Mr. Marsters, let me explain something to you. “Taken out of context” doesn't mean “understood perfectly accurately by people who now want to hold me responsible for it and that's a problem for me.”

"Taken out of context" seems to have become the go-to defense whenever some ignorant peckerwood commits a Kinsleyan gaffe (i.e., getting caught inadvertently telling the truth). The examples are legion, but the long march through the evidence would involve linking to pages I'd like to keep out of my beautiful browser history. But you can play the game at home: Try Googling "todd akin taken out of context", or "richard mourdock taken out of context", and you'll see what I mean.

Part of my reaction here is the exasperation of an editor and writer who is tired of not-very-bright people publicly abusing the basics of the American language, so let me first be clear about this: If Marsters had said, “Okay everyone, the next sentence I'm going to say is going to be the exact opposite of what I really mean and intend: Someone should shoot the n*****,” and then the Secret Service investigated him as a potential threat to the president, then yes – that would be an example of taking his remark out of context.

But as it turns out, Marsters doesn't even have that defense, since he claims, “I'm a forward man. I say what I mean.”

All right, that last bit is an exaggeration, and perhaps even a little unfair to Marston. He does seem to be a forward man, but I imagine he only occasionally manages to say what he means. He's an angry old guy whose mind is a Fisher-Price Corn Popper, and each little plastic ball has some bumper sticker-sized FOX News meme on it, like “Obama's a socialist,” or “Get the government out of my Medicare,” or “Cold, dead hands,” or "I say what I mean," or “I'm not a racist, but--.” Whichever ball pops to the top is what comes out of his mouth next. He is not alone in this among his tribe.

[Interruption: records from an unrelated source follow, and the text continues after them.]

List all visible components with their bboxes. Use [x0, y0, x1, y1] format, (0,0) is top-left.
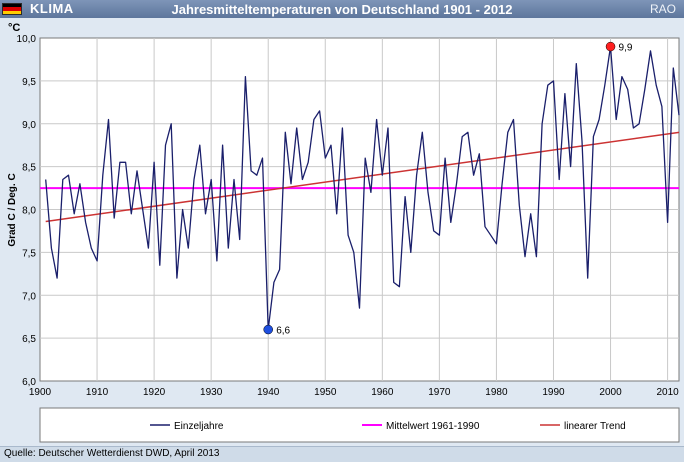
flag-stripe-gold	[3, 10, 21, 14]
x-tick-label: 2010	[656, 387, 679, 398]
legend-box	[39, 407, 680, 443]
x-tick-label: 1930	[200, 387, 223, 398]
chart-title: Jahresmitteltemperaturen von Deutschland…	[171, 2, 513, 17]
x-tick-label: 1990	[542, 387, 565, 398]
title-bar: KLIMA Jahresmitteltemperaturen von Deuts…	[0, 0, 684, 18]
y-tick-label: 7,5	[22, 248, 36, 259]
x-tick-label: 1970	[428, 387, 451, 398]
source-note: Quelle: Deutscher Wetterdienst DWD, Apri…	[4, 448, 220, 459]
y-axis-ticks: 6,0 6,5 7,0 7,5 8,0 8,5 9,0 9,5 10,0	[17, 34, 37, 388]
german-flag-icon	[2, 3, 22, 15]
flag-stripe-red	[3, 7, 21, 11]
min-value-label: 6,6	[276, 326, 290, 337]
legend-item-einzeljahre-label: Einzeljahre	[174, 421, 224, 432]
x-tick-label: 2000	[599, 387, 622, 398]
x-tick-label: 1920	[143, 387, 166, 398]
max-marker	[605, 41, 616, 52]
brand-label: KLIMA	[30, 1, 74, 16]
x-axis-ticks: 1900 1910 1920 1930 1940 1950 1960 1970 1980 1990…	[29, 387, 679, 398]
x-tick-label: 1950	[314, 387, 337, 398]
legend: Einzeljahre Mittelwert 1961-1990 linearer …	[150, 421, 626, 432]
series-line-einzeljahre	[45, 45, 680, 331]
extreme-annotations: 9,9 6,6	[263, 41, 633, 337]
unit-label: °C	[8, 22, 20, 34]
x-tick-label: 1910	[86, 387, 109, 398]
y-tick-label: 9,0	[22, 120, 36, 131]
y-tick-label: 7,0	[22, 291, 36, 302]
y-tick-label: 8,5	[22, 163, 36, 174]
y-tick-label: 8,0	[22, 206, 36, 217]
min-marker	[263, 324, 273, 335]
temperature-chart: °C Grad C / Deg. C 6,0 6,5 7,0 7,5 8,0 8,5 9,0…	[0, 18, 684, 446]
y-tick-label: 9,5	[22, 77, 36, 88]
x-tick-label: 1900	[29, 387, 52, 398]
x-tick-label: 1980	[485, 387, 508, 398]
y-axis-label: Grad C / Deg. C	[7, 173, 18, 246]
y-tick-label: 6,0	[22, 377, 36, 388]
legend-item-mittelwert-label: Mittelwert 1961-1990	[386, 421, 480, 432]
x-tick-label: 1940	[257, 387, 280, 398]
footer-bar: Quelle: Deutscher Wetterdienst DWD, Apri…	[0, 446, 684, 462]
max-value-label: 9,9	[619, 43, 633, 54]
org-label: RAO	[649, 2, 676, 16]
y-tick-label: 10,0	[17, 34, 37, 45]
x-tick-label: 1960	[371, 387, 394, 398]
legend-item-trend-label: linearer Trend	[564, 421, 626, 432]
y-tick-label: 6,5	[22, 334, 36, 345]
flag-stripe-black	[3, 4, 21, 8]
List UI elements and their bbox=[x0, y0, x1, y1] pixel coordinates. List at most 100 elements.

Note that when it came time for Marsters to walk back his comment, he didn't say, “I was wrong to advocate the assassination of the President of the United States.” He said, “I should have said, 'I hope the bastard dies.'” And that's his attempt to clarify things. So: Sniper rifle, suicide attack, plague, slip-and-fall in the bathtub – it's all good to Marsters as long as the proper political end is achieved.

And, unfortunately, that's not taking Marsters out context, either.